Cracovia, a diferencia de Varsovia, ha sido capaz de pasar por la historia sin que la historia pase (demasiado) por ella. Por eso, el visitante aún puede pasear por la colosal Rynek Glowny –la Plaza del Mercado- y su exquisita Lonja de Paños o por el impresionante castillo de Wawel –que fuera hogar del virrey del tirano, el Gobernador General Hans Frank y donde ahora se puede ver La Dama del Armiño de Leonardo- sin oler a recién pintado. Incluso se han permitido el lujo de recrear en otro sensacional museo –el histórico de la ciudad- el mundo subterráneo que encierra los cimientos de la primitiva ciudad medieval.

A Cracovia la respetaron hasta los soviéticos, quienes llegaron a pensar en dinamitar su burgués centro pero afortunadamente optaron por construir una nueva ciudad llamada Nowa Huta que viviera a consta de una enorme empresa siderúrgica llamada Lenin y que iba a ser la envidia del urbe comunista (hoy Nowa Huta es un complejo de mamotretos hechos viviendas por donde pasean Trabant turísticos repletos de nostálgicos y curiosos).
El poeta francmasón Adam Mickiewicz es venerado en Cracovia. Mickiewicz fue otro francófilo que peleó en Crimea con una legión que llevaba su nombre por Polonia apoyando a los turcos contra Rusia y que se entretuvo componiendo unos Sonetos entre cañonazo y cañonazo que le harían célebre por su -naturalmente siendo un romántica- nostalgia patria.

Pasando de puntillas por las mil iglesias bellas de la ciudad –es mucho pasar: la Basílica de Santa María, Santa Bárbara, la Basílica de los Santos Pedro y Pablo…-, el otro gran atractivo de Cracovia lo representa su legado judío.
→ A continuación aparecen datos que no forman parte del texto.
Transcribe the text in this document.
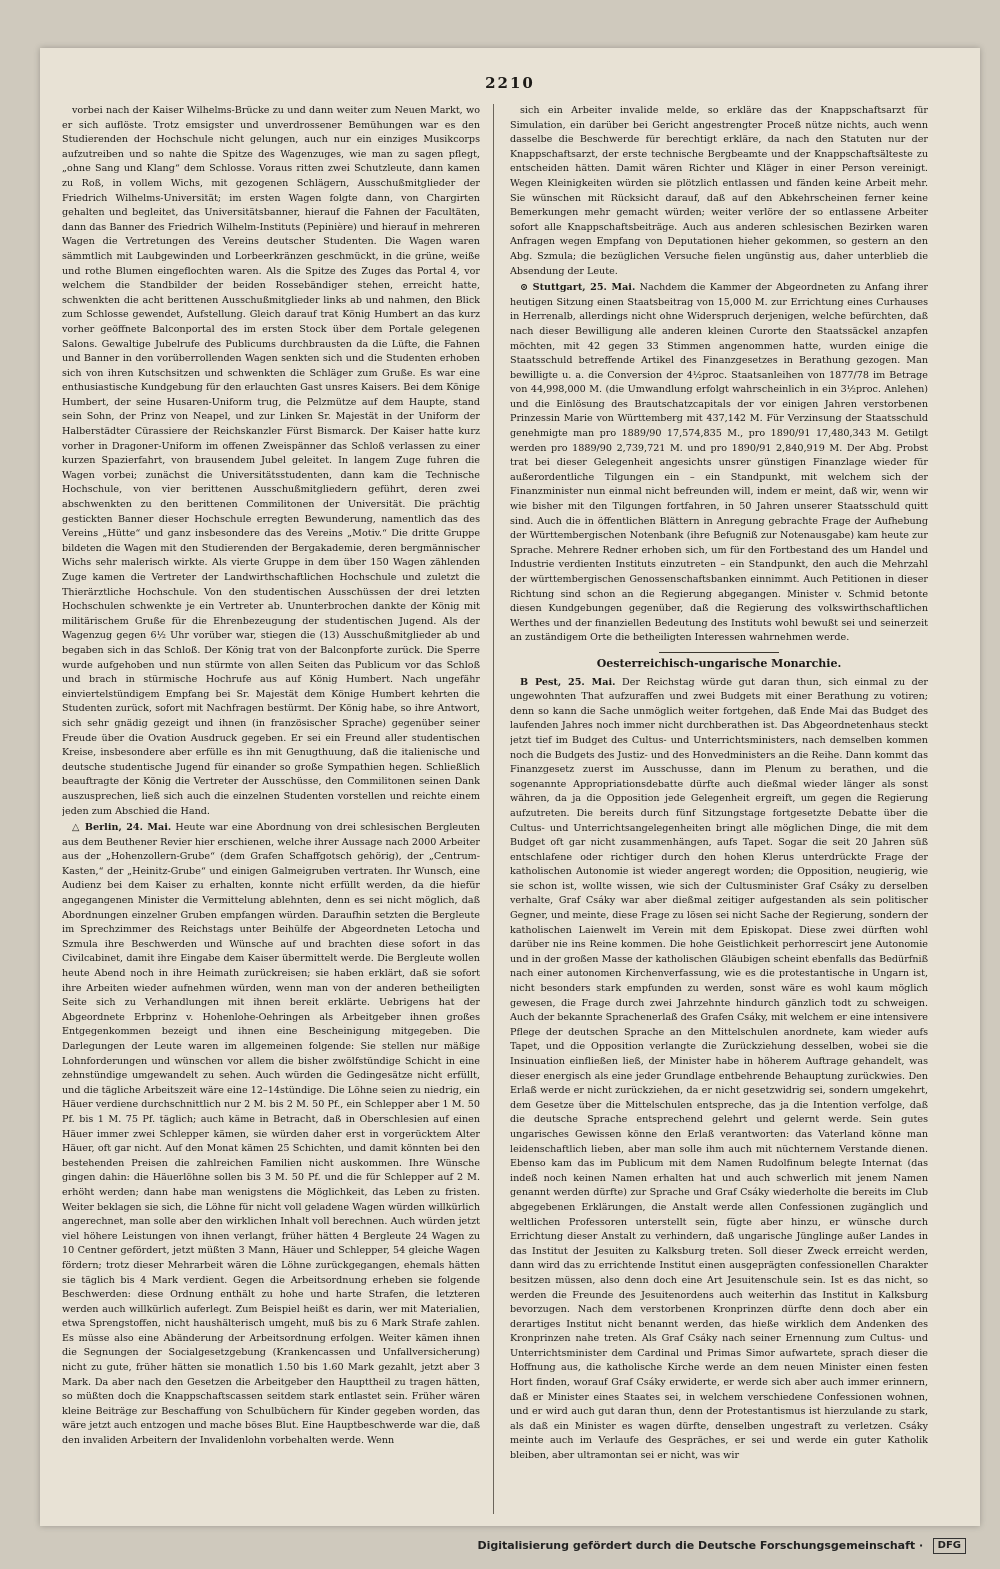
2210

vorbei nach der Kaiser Wilhelms-Brücke zu und dann weiter zum Neuen Markt, wo er sich auflöste. Trotz emsigster und unverdrossener Bemühungen war es den Studierenden der Hochschule nicht gelungen, auch nur ein einziges Musikcorps aufzutreiben und so nahte die Spitze des Wagenzuges, wie man zu sagen pflegt, „ohne Sang und Klang“ dem Schlosse. Voraus ritten zwei Schutzleute, dann kamen zu Roß, in vollem Wichs, mit gezogenen Schlägern, Ausschußmitglieder der Friedrich Wilhelms-Universität; im ersten Wagen folgte dann, von Chargirten gehalten und begleitet, das Universitätsbanner, hierauf die Fahnen der Facultäten, dann das Banner des Friedrich Wilhelm-Instituts (Pepinière) und hierauf in mehreren Wagen die Vertretungen des Vereins deutscher Studenten. Die Wagen waren sämmtlich mit Laubgewinden und Lorbeerkränzen geschmückt, in die grüne, weiße und rothe Blumen eingeflochten waren. Als die Spitze des Zuges das Portal 4, vor welchem die Standbilder der beiden Rossebändiger stehen, erreicht hatte, schwenkten die acht berittenen Ausschußmitglieder links ab und nahmen, den Blick zum Schlosse gewendet, Aufstellung. Gleich darauf trat König Humbert an das kurz vorher geöffnete Balconportal des im ersten Stock über dem Portale gelegenen Salons. Gewaltige Jubelrufe des Publicums durchbrausten da die Lüfte, die Fahnen und Banner in den vorüberrollenden Wagen senkten sich und die Studenten erhoben sich von ihren Kutschsitzen und schwenkten die Schläger zum Gruße. Es war eine enthusiastische Kundgebung für den erlauchten Gast unsres Kaisers. Bei dem Könige Humbert, der seine Husaren-Uniform trug, die Pelzmütze auf dem Haupte, stand sein Sohn, der Prinz von Neapel, und zur Linken Sr. Majestät in der Uniform der Halberstädter Cürassiere der Reichskanzler Fürst Bismarck. Der Kaiser hatte kurz vorher in Dragoner-Uniform im offenen Zweispänner das Schloß verlassen zu einer kurzen Spazierfahrt, von brausendem Jubel geleitet. In langem Zuge fuhren die Wagen vorbei; zunächst die Universitätsstudenten, dann kam die Technische Hochschule, von vier berittenen Ausschußmitgliedern geführt, deren zwei abschwenkten zu den berittenen Commilitonen der Universität. Die prächtig gestickten Banner dieser Hochschule erregten Bewunderung, namentlich das des Vereins „Hütte“ und ganz insbesondere das des Vereins „Motiv.“ Die dritte Gruppe bildeten die Wagen mit den Studierenden der Bergakademie, deren bergmännischer Wichs sehr malerisch wirkte. Als vierte Gruppe in dem über 150 Wagen zählenden Zuge kamen die Vertreter der Landwirthschaftlichen Hochschule und zuletzt die Thierärztliche Hochschule. Von den studentischen Ausschüssen der drei letzten Hochschulen schwenkte je ein Vertreter ab. Ununterbrochen dankte der König mit militärischem Gruße für die Ehrenbezeugung der studentischen Jugend. Als der Wagenzug gegen 6½ Uhr vorüber war, stiegen die (13) Ausschußmitglieder ab und begaben sich in das Schloß. Der König trat von der Balconpforte zurück. Die Sperre wurde aufgehoben und nun stürmte von allen Seiten das Publicum vor das Schloß und brach in stürmische Hochrufe aus auf König Humbert. Nach ungefähr einviertelstündigem Empfang bei Sr. Majestät dem Könige Humbert kehrten die Studenten zurück, sofort mit Nachfragen bestürmt. Der König habe, so ihre Antwort, sich sehr gnädig gezeigt und ihnen (in französischer Sprache) gegenüber seiner Freude über die Ovation Ausdruck gegeben. Er sei ein Freund aller studentischen Kreise, insbesondere aber erfülle es ihn mit Genugthuung, daß die italienische und deutsche studentische Jugend für einander so große Sympathien hegen. Schließlich beauftragte der König die Vertreter der Ausschüsse, den Commilitonen seinen Dank auszusprechen, ließ sich auch die einzelnen Studenten vorstellen und reichte einem jeden zum Abschied die Hand.

△ Berlin, 24. Mai. Heute war eine Abordnung von drei schlesischen Bergleuten aus dem Beuthener Revier hier erschienen, welche ihrer Aussage nach 2000 Arbeiter aus der „Hohenzollern-Grube“ (dem Grafen Schaffgotsch gehörig), der „Centrum-Kasten,“ der „Heinitz-Grube“ und einigen Galmeigruben vertraten. Ihr Wunsch, eine Audienz bei dem Kaiser zu erhalten, konnte nicht erfüllt werden, da die hiefür angegangenen Minister die Vermittelung ablehnten, denn es sei nicht möglich, daß Abordnungen einzelner Gruben empfangen würden. Daraufhin setzten die Bergleute im Sprechzimmer des Reichstags unter Beihülfe der Abgeordneten Letocha und Szmula ihre Beschwerden und Wünsche auf und brachten diese sofort in das Civilcabinet, damit ihre Eingabe dem Kaiser übermittelt werde. Die Bergleute wollen heute Abend noch in ihre Heimath zurückreisen; sie haben erklärt, daß sie sofort ihre Arbeiten wieder aufnehmen würden, wenn man von der anderen betheiligten Seite sich zu Verhandlungen mit ihnen bereit erklärte. Uebrigens hat der Abgeordnete Erbprinz v. Hohenlohe-Oehringen als Arbeitgeber ihnen großes Entgegenkommen bezeigt und ihnen eine Bescheinigung mitgegeben. Die Darlegungen der Leute waren im allgemeinen folgende: Sie stellen nur mäßige Lohnforderungen und wünschen vor allem die bisher zwölfstündige Schicht in eine zehnstündige umgewandelt zu sehen. Auch würden die Gedingesätze nicht erfüllt, und die tägliche Arbeitszeit wäre eine 12–14stündige. Die Löhne seien zu niedrig, ein Häuer verdiene durchschnittlich nur 2 M. bis 2 M. 50 Pf., ein Schlepper aber 1 M. 50 Pf. bis 1 M. 75 Pf. täglich; auch käme in Betracht, daß in Oberschlesien auf einen Häuer immer zwei Schlepper kämen, sie würden daher erst in vorgerücktem Alter Häuer, oft gar nicht. Auf den Monat kämen 25 Schichten, und damit könnten bei den bestehenden Preisen die zahlreichen Familien nicht auskommen. Ihre Wünsche gingen dahin: die Häuerlöhne sollen bis 3 M. 50 Pf. und die für Schlepper auf 2 M. erhöht werden; dann habe man wenigstens die Möglichkeit, das Leben zu fristen. Weiter beklagen sie sich, die Löhne für nicht voll geladene Wagen würden willkürlich angerechnet, man solle aber den wirklichen Inhalt voll berechnen. Auch würden jetzt viel höhere Leistungen von ihnen verlangt, früher hätten 4 Bergleute 24 Wagen zu 10 Centner gefördert, jetzt müßten 3 Mann, Häuer und Schlepper, 54 gleiche Wagen fördern; trotz dieser Mehrarbeit wären die Löhne zurückgegangen, ehemals hätten sie täglich bis 4 Mark verdient. Gegen die Arbeitsordnung erheben sie folgende Beschwerden: diese Ordnung enthält zu hohe und harte Strafen, die letzteren werden auch willkürlich auferlegt. Zum Beispiel heißt es darin, wer mit Materialien, etwa Sprengstoffen, nicht haushälterisch umgeht, muß bis zu 6 Mark Strafe zahlen. Es müsse also eine Abänderung der Arbeitsordnung erfolgen. Weiter kämen ihnen die Segnungen der Socialgesetzgebung (Krankencassen und Unfallversicherung) nicht zu gute, früher hätten sie monatlich 1.50 bis 1.60 Mark gezahlt, jetzt aber 3 Mark. Da aber nach den Gesetzen die Arbeitgeber den Haupttheil zu tragen hätten, so müßten doch die Knappschaftscassen seitdem stark entlastet sein. Früher wären kleine Beiträge zur Beschaffung von Schulbüchern für Kinder gegeben worden, das wäre jetzt auch entzogen und mache böses Blut. Eine Hauptbeschwerde war die, daß den invaliden Arbeitern der Invalidenlohn vorbehalten werde. Wenn

sich ein Arbeiter invalide melde, so erkläre das der Knappschaftsarzt für Simulation, ein darüber bei Gericht angestrengter Proceß nütze nichts, auch wenn dasselbe die Beschwerde für berechtigt erkläre, da nach den Statuten nur der Knappschaftsarzt, der erste technische Bergbeamte und der Knappschaftsälteste zu entscheiden hätten. Damit wären Richter und Kläger in einer Person vereinigt. Wegen Kleinigkeiten würden sie plötzlich entlassen und fänden keine Arbeit mehr. Sie wünschen mit Rücksicht darauf, daß auf den Abkehrscheinen ferner keine Bemerkungen mehr gemacht würden; weiter verlöre der so entlassene Arbeiter sofort alle Knappschaftsbeiträge. Auch aus anderen schlesischen Bezirken waren Anfragen wegen Empfang von Deputationen hieher gekommen, so gestern an den Abg. Szmula; die bezüglichen Versuche fielen ungünstig aus, daher unterblieb die Absendung der Leute.

⊙ Stuttgart, 25. Mai. Nachdem die Kammer der Abgeordneten zu Anfang ihrer heutigen Sitzung einen Staatsbeitrag von 15,000 M. zur Errichtung eines Curhauses in Herrenalb, allerdings nicht ohne Widerspruch derjenigen, welche befürchten, daß nach dieser Bewilligung alle anderen kleinen Curorte den Staatssäckel anzapfen möchten, mit 42 gegen 33 Stimmen angenommen hatte, wurden einige die Staatsschuld betreffende Artikel des Finanzgesetzes in Berathung gezogen. Man bewilligte u. a. die Conversion der 4½proc. Staatsanleihen von 1877/78 im Betrage von 44,998,000 M. (die Umwandlung erfolgt wahrscheinlich in ein 3½proc. Anlehen) und die Einlösung des Brautschatzcapitals der vor einigen Jahren verstorbenen Prinzessin Marie von Württemberg mit 437,142 M. Für Verzinsung der Staatsschuld genehmigte man pro 1889/90 17,574,835 M., pro 1890/91 17,480,343 M. Getilgt werden pro 1889/90 2,739,721 M. und pro 1890/91 2,840,919 M. Der Abg. Probst trat bei dieser Gelegenheit angesichts unsrer günstigen Finanzlage wieder für außerordentliche Tilgungen ein – ein Standpunkt, mit welchem sich der Finanzminister nun einmal nicht befreunden will, indem er meint, daß wir, wenn wir wie bisher mit den Tilgungen fortfahren, in 50 Jahren unserer Staatsschuld quitt sind. Auch die in öffentlichen Blättern in Anregung gebrachte Frage der Aufhebung der Württembergischen Notenbank (ihre Befugniß zur Notenausgabe) kam heute zur Sprache. Mehrere Redner erhoben sich, um für den Fortbestand des um Handel und Industrie verdienten Instituts einzutreten – ein Standpunkt, den auch die Mehrzahl der württembergischen Genossenschaftsbanken einnimmt. Auch Petitionen in dieser Richtung sind schon an die Regierung abgegangen. Minister v. Schmid betonte diesen Kundgebungen gegenüber, daß die Regierung des volkswirthschaftlichen Werthes und der finanziellen Bedeutung des Instituts wohl bewußt sei und seinerzeit an zuständigem Orte die betheiligten Interessen wahrnehmen werde.

Oesterreichisch-ungarische Monarchie.

B Pest, 25. Mai. Der Reichstag würde gut daran thun, sich einmal zu der ungewohnten That aufzuraffen und zwei Budgets mit einer Berathung zu votiren; denn so kann die Sache unmöglich weiter fortgehen, daß Ende Mai das Budget des laufenden Jahres noch immer nicht durchberathen ist. Das Abgeordnetenhaus steckt jetzt tief im Budget des Cultus- und Unterrichtsministers, nach demselben kommen noch die Budgets des Justiz- und des Honvedministers an die Reihe. Dann kommt das Finanzgesetz zuerst im Ausschusse, dann im Plenum zu berathen, und die sogenannte Appropriationsdebatte dürfte auch dießmal wieder länger als sonst währen, da ja die Opposition jede Gelegenheit ergreift, um gegen die Regierung aufzutreten. Die bereits durch fünf Sitzungstage fortgesetzte Debatte über die Cultus- und Unterrichtsangelegenheiten bringt alle möglichen Dinge, die mit dem Budget oft gar nicht zusammenhängen, aufs Tapet. Sogar die seit 20 Jahren süß entschlafene oder richtiger durch den hohen Klerus unterdrückte Frage der katholischen Autonomie ist wieder angeregt worden; die Opposition, neugierig, wie sie schon ist, wollte wissen, wie sich der Cultusminister Graf Csáky zu derselben verhalte, Graf Csáky war aber dießmal zeitiger aufgestanden als sein politischer Gegner, und meinte, diese Frage zu lösen sei nicht Sache der Regierung, sondern der katholischen Laienwelt im Verein mit dem Episkopat. Diese zwei dürften wohl darüber nie ins Reine kommen. Die hohe Geistlichkeit perhorrescirt jene Autonomie und in der großen Masse der katholischen Gläubigen scheint ebenfalls das Bedürfniß nach einer autonomen Kirchenverfassung, wie es die protestantische in Ungarn ist, nicht besonders stark empfunden zu werden, sonst wäre es wohl kaum möglich gewesen, die Frage durch zwei Jahrzehnte hindurch gänzlich todt zu schweigen. Auch der bekannte Sprachenerlaß des Grafen Csáky, mit welchem er eine intensivere Pflege der deutschen Sprache an den Mittelschulen anordnete, kam wieder aufs Tapet, und die Opposition verlangte die Zurückziehung desselben, wobei sie die Insinuation einfließen ließ, der Minister habe in höherem Auftrage gehandelt, was dieser energisch als eine jeder Grundlage entbehrende Behauptung zurückwies. Den Erlaß werde er nicht zurückziehen, da er nicht gesetzwidrig sei, sondern umgekehrt, dem Gesetze über die Mittelschulen entspreche, das ja die Intention verfolge, daß die deutsche Sprache entsprechend gelehrt und gelernt werde. Sein gutes ungarisches Gewissen könne den Erlaß verantworten: das Vaterland könne man leidenschaftlich lieben, aber man solle ihm auch mit nüchternem Verstande dienen. Ebenso kam das im Publicum mit dem Namen Rudolfinum belegte Internat (das indeß noch keinen Namen erhalten hat und auch schwerlich mit jenem Namen genannt werden dürfte) zur Sprache und Graf Csáky wiederholte die bereits im Club abgegebenen Erklärungen, die Anstalt werde allen Confessionen zugänglich und weltlichen Professoren unterstellt sein, fügte aber hinzu, er wünsche durch Errichtung dieser Anstalt zu verhindern, daß ungarische Jünglinge außer Landes in das Institut der Jesuiten zu Kalksburg treten. Soll dieser Zweck erreicht werden, dann wird das zu errichtende Institut einen ausgeprägten confessionellen Charakter besitzen müssen, also denn doch eine Art Jesuitenschule sein. Ist es das nicht, so werden die Freunde des Jesuitenordens auch weiterhin das Institut in Kalksburg bevorzugen. Nach dem verstorbenen Kronprinzen dürfte denn doch aber ein derartiges Institut nicht benannt werden, das hieße wirklich dem Andenken des Kronprinzen nahe treten. Als Graf Csáky nach seiner Ernennung zum Cultus- und Unterrichtsminister dem Cardinal und Primas Simor aufwartete, sprach dieser die Hoffnung aus, die katholische Kirche werde an dem neuen Minister einen festen Hort finden, worauf Graf Csáky erwiderte, er werde sich aber auch immer erinnern, daß er Minister eines Staates sei, in welchem verschiedene Confessionen wohnen, und er wird auch gut daran thun, denn der Protestantismus ist hierzulande zu stark, als daß ein Minister es wagen dürfte, denselben ungestraft zu verletzen. Csáky meinte auch im Verlaufe des Gespräches, er sei und werde ein guter Katholik bleiben, aber ultramontan sei er nicht, was wir

Digitalisierung gefördert durch die Deutsche Forschungsgemeinschaft · DFG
Kazimierz fue en su momento una ciudad concebida en el siglo XIV dentro del relativo respeto que en esos tiempos se les tenía a los judíos. Con los años y su crecimiento, terminó uniéndose al resto de Cracovia y se convirtió en uno de los principales centros de cultura de la religión de Moisés en Europa. Entre el 39 y el 45 la banda de Hitler quiso germanizar Cracovia exterminando toda huella eslava y judía de la ciudad para lo que se esmeró construyendo Auschwitz (hablaré de aquello mañana). Creo un Ghetto y prohibió a los polacos a riesgo de su vida -el único pueblo con el que adoptó tan draconiana medida- negociar con los que en él estaban encerrados –aunque algunos cracovianos se hicieran de oro trapicheando, como le confesó uno de ellos al escritor Laurence Rees: “ellos no podían darle bocados a un anillo, pero si lograban canjearlo por una pieza de pan podían vivir un día o dos más”-. En ese contexto de desesperación surgió la figura del empresario y vividor Oskar Schindler, quien llegó a Cracovia a montar una fábrica para ganar muchos marcos y termino actuando, simplemente, como un ser humano, lo cual era mucho decir en unos tiempos tan crueles. En la antigua Emailwarenfabrik que retrata la película de Spielberg se encuentra hoy un museo saturado en el que se cuenta muy bien la historia de la Polonia ocupada.

No sería justo dejar de escribir de Cracovia sin celebrar la existencia de sus Pierogis –una especie de raviolis contundentes rellenos de carne, queso o verdura-, de sus infinitas variedades de cervezas –desde una con miel a otra de tonos ámbar, todas las que probé deliciosas-, vodka –el Zubrowska, dicen ellos, el mejor- y, por supuesto, los bares de leche, lugares de reminiscencias soviéticas en los que se pueden comer unas sopas suculentas y unos platos muy completos de carne a precios ridículos (por cinco euros al cambio sale uno muy saciado)… no todo el legado comunista iba a ser negativo para los hijos de Walesa.